En dehors de la vieille ville, c’est le CPL (Conseil palestinien du logement) qui tente de promouvoir des projets de logements sociaux pour les résidents palestiniens, quitte à les transférer ensuite au waqf islamique pour garantir que les propriétés resteront inaliénables et indivisibles. Car au-delà de la question du logement, c’est bien celle de la propriété foncière qui pose problème : la Maison d’Orient (jusqu’à sa fermeture par Israël en 2001) puis le Centre de recherche foncière aujourd’hui ont cherché à élaborer un registre cadastral palestinien qui puisse s’affranchir du cadastre israélien. Mais la position des bailleurs internationaux (ONU, PNUD, USAID…), qui ont tendance à se conformer de facto aux stratégies territoriales israéliennes pour garantir la faisabilité et la pérennité de leurs projets, rend cette tentative d’autonomisation toujours incertaine et fragile.
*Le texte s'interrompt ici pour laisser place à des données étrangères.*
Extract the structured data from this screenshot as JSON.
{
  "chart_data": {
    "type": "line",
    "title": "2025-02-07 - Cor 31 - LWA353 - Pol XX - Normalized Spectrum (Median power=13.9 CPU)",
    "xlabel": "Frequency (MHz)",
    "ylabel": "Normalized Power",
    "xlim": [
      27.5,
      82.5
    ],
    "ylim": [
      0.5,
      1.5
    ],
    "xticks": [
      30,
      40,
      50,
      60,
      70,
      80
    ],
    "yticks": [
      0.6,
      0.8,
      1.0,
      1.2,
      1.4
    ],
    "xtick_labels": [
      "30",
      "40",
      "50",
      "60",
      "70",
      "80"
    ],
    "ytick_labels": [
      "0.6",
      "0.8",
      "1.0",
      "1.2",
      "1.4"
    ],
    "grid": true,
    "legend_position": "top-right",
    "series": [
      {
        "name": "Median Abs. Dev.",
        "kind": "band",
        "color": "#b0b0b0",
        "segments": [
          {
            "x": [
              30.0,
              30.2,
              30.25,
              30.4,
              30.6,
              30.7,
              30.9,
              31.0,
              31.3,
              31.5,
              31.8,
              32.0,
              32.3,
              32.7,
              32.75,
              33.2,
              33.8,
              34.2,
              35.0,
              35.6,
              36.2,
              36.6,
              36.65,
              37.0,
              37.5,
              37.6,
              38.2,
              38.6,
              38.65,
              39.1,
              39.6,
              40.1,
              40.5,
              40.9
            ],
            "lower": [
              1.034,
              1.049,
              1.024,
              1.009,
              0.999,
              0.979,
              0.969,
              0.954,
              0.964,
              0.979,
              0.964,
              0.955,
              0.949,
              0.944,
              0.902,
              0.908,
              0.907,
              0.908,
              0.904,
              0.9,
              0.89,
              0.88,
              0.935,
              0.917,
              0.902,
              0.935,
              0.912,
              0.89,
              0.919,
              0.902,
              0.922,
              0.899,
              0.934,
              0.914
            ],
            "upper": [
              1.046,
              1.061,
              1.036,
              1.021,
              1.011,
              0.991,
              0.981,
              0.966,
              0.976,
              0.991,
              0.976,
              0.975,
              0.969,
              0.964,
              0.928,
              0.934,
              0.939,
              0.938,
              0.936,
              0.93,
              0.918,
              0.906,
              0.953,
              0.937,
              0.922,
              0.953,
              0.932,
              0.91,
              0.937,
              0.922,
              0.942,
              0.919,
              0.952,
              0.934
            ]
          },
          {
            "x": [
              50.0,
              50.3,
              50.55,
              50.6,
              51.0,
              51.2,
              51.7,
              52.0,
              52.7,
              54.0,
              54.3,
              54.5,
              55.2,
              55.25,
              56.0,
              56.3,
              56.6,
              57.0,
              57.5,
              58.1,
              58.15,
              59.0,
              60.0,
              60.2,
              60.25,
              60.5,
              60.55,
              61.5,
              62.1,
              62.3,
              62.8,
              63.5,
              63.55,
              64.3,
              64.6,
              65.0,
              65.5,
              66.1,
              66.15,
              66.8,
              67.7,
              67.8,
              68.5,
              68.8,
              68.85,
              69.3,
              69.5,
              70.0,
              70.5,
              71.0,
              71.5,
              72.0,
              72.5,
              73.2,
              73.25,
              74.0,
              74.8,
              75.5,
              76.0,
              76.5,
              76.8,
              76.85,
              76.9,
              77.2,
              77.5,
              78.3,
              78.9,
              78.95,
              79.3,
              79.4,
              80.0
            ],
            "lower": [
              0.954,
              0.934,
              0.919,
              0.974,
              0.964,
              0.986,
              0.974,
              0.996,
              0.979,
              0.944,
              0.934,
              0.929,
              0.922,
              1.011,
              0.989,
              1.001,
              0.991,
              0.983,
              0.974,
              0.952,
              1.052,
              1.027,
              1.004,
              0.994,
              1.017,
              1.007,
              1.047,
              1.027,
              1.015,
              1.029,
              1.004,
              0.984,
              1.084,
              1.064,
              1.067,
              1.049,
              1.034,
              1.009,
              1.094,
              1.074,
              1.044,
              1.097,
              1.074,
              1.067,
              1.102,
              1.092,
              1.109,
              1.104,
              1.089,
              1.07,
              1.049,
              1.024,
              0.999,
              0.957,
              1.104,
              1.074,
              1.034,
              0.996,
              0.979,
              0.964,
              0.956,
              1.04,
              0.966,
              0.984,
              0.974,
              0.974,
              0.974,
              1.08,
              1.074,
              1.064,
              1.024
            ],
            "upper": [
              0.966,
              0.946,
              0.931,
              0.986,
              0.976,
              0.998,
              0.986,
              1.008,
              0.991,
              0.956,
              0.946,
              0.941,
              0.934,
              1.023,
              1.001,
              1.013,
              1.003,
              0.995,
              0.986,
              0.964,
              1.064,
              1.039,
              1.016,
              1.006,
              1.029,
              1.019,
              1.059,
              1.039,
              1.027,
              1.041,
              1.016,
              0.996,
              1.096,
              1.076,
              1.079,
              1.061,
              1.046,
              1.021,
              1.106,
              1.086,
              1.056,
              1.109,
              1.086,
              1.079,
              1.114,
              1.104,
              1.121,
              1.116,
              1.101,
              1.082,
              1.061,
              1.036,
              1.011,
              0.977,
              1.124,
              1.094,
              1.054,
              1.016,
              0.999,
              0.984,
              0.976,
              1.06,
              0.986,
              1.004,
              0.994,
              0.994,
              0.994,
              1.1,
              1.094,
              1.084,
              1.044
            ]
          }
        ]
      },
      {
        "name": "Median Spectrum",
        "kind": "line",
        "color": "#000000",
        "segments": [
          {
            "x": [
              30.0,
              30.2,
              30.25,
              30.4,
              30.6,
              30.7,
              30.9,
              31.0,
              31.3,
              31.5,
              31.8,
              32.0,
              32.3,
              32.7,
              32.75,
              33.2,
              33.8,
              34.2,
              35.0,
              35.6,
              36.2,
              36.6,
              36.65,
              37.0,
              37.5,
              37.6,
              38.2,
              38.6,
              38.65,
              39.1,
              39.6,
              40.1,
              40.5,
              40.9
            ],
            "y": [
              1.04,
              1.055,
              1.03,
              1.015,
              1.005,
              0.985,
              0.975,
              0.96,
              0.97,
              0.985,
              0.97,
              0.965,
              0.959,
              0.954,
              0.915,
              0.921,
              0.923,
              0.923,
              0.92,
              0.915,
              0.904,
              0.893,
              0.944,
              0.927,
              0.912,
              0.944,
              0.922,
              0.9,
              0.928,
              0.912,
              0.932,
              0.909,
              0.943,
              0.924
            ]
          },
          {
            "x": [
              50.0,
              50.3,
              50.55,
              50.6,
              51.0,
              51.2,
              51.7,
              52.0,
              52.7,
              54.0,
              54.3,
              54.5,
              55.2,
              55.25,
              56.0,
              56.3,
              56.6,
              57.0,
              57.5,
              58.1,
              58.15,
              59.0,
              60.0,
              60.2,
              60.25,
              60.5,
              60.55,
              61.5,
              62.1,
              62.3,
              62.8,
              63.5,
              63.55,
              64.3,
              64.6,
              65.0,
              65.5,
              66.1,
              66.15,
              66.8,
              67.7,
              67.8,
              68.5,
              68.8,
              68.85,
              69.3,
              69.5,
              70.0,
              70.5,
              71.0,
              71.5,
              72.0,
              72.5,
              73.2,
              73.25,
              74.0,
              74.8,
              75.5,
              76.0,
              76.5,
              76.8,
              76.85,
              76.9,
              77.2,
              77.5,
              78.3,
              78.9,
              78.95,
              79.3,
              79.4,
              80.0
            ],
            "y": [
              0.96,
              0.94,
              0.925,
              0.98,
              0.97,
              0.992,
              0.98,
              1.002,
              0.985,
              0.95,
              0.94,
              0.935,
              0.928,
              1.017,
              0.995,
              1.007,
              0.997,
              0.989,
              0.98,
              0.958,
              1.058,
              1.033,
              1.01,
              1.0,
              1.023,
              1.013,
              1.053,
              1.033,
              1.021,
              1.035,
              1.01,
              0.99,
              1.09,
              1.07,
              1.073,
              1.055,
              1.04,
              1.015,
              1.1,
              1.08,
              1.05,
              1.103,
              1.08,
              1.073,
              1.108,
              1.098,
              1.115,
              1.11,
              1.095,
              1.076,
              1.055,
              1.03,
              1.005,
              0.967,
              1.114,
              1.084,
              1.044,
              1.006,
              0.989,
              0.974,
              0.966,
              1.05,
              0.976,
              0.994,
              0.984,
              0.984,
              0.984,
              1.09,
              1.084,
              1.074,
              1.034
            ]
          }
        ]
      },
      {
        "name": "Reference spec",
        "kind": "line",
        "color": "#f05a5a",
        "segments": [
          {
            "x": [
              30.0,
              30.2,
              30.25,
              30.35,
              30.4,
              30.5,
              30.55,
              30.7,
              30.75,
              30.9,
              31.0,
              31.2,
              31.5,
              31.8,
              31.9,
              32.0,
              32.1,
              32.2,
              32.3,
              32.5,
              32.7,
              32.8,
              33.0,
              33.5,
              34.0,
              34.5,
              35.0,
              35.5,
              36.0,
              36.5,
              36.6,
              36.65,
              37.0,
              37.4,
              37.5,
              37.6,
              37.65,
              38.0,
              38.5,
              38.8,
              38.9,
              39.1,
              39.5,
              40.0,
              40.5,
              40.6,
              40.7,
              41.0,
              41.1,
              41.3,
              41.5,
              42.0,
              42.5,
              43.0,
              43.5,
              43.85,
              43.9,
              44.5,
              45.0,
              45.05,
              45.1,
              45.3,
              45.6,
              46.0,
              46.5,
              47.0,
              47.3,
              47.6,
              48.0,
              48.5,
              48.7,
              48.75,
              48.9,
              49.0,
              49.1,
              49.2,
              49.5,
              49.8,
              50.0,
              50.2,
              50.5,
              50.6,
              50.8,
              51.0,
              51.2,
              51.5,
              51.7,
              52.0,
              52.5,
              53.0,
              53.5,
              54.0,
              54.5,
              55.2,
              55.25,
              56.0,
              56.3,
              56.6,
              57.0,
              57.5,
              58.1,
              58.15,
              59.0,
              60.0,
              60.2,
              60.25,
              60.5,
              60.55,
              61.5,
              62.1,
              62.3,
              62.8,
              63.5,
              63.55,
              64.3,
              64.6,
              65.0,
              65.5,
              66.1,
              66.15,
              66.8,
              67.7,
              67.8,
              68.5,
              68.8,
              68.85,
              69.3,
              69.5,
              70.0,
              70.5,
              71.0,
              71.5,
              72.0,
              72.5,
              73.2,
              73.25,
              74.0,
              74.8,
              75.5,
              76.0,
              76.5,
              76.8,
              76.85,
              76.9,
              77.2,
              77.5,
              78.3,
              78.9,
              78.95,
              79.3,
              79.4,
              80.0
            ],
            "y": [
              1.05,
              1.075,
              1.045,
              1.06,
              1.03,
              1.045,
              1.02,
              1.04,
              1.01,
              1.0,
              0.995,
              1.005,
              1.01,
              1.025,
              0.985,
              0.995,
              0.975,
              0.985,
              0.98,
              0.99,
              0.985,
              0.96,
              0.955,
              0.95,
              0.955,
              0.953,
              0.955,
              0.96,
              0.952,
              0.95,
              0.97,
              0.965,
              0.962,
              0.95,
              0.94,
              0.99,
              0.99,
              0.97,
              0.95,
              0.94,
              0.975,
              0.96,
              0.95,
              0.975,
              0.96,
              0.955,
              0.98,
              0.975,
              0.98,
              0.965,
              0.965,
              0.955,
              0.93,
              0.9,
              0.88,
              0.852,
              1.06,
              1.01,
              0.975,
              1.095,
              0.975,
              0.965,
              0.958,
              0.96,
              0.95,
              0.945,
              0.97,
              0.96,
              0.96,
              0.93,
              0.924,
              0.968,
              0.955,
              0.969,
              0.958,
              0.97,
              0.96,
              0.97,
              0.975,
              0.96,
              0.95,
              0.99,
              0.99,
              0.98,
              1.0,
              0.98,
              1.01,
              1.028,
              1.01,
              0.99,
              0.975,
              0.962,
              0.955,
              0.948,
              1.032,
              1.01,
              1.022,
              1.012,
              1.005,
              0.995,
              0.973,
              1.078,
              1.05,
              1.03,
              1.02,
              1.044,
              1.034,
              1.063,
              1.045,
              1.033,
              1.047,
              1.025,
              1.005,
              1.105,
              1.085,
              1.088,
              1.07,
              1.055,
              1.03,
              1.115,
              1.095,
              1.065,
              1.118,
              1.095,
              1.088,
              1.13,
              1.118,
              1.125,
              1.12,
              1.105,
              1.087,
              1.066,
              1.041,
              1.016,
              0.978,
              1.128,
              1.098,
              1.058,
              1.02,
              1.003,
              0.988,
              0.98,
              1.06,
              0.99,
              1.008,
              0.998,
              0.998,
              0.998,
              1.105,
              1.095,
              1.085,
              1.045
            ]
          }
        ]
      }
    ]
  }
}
Au total, Irène Salenson conduit son lecteur à s’interroger sur le poids relatif du conflit israélo-palestinien au sein des évolutions en cours, qui conjuguent également l’amplification des tensions sociales internes aux deux sociétés et l’importation des modèles transnationaux. Dans sa conclusion, elle souligne que c’est bien le conflit qui occupe une position de centralité dans les dynamiques urbaines actuelles, mais que cette centralité n’est pas exclusive d’autres causalités : dans le contexte d’un conflit durable et dissymétrique, les stratégies des acteurs sont souvent contradictoires, variables, attentistes, fatalistes, voire contre-productives, comme si la complexité de la situation – son imprévisibilité, surtout – conduisait d’abord à une forme d’enlisement.
Irène Salenson, Jérusalem : bâtir deux villes en une, Paris, Éditions de l’Aube, 2014.